Let (X, S , $\mu$) be a $\sigma$-finite measure space and let D $\subseteq S$ a family of disjoint sets. Let $E \in S$ with $\mu(E)>0$ fixed. Prove that D$_E= \{D \in$ D$: \mu(E \cap D) >0 \}$ is at most countable.
The suggestion is to begin with the case $\mu(E) < + \infty$, but I am really lost, I don´t know how to do it.
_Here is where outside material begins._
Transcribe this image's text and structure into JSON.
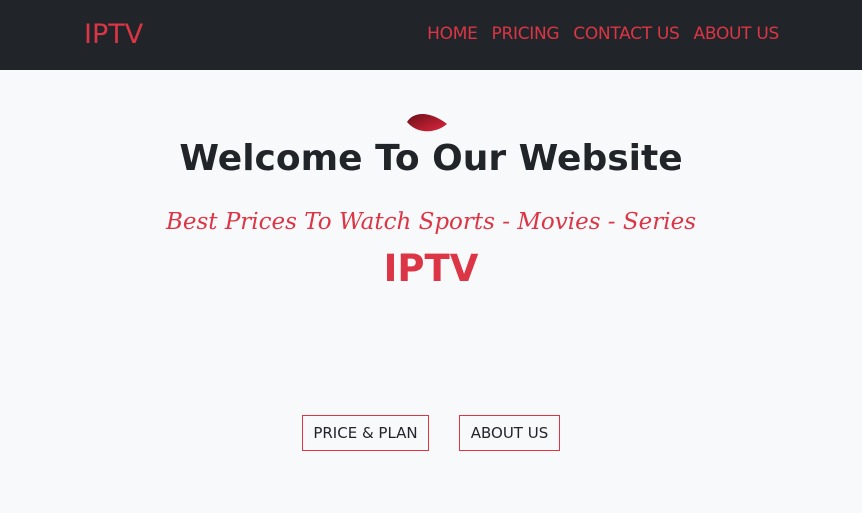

In measure theory look for countability arguments:
$\mu(E) > 0$ is equivalent to $\exists n: \mu(E) > \frac{1}{n}$.
So for finite $E$, define
$$E_n = \{D \in \mathbf{D}: \mu(E \cap D) > \frac{1}{n}\}\text{,}$$
then
$$\mathbf{D}_E = \cup_n E_n$$
Now show that each $E_n$ is at most finite: $n$ of them many already have union $> 1$ by disjointness (so we can add the measures), so $kn$ many members of $E_n$ have measure $>k$. for any natural number $k$, and when $E$ is finite this must stop at some point (their union is a subset of $E$ so its measure is bounded by $\mu(E)$). So $\mathbf{D}_E$ is a countable union of finite sets, so countable for $E$ with $\mu(E) < +\infty$.
[More details added later:] Suppose $E_n$ consists of the sets $D_1, \ldots D_k$ from $\mathbf{D}$. By assumption the $D_i$ are pairwise disjoint (and so are the $E \cap D_i)$) and $\cup_{i=1}^n (E \cap D_i) \subseteq E$, hence $\mu(E) \ge \sum_{i=1}^k \mu(E \cap D_i)$, and being in $E_n$, means that $\mu(E \cap D_i) > \frac{1}{n}$, so $\mu(E) \ge \sum_{i=1}^k \mu(E_i) > k\cdot \frac{1}{n} = \frac{k}{n}$. So $k \le n\mu(E) < \infty$.
For $E = \cup_n F_n$ where $\mu(F_n) < +\infty$, so $\sigma$-finite, we have countably many countable intersections with the $F_n$ etc.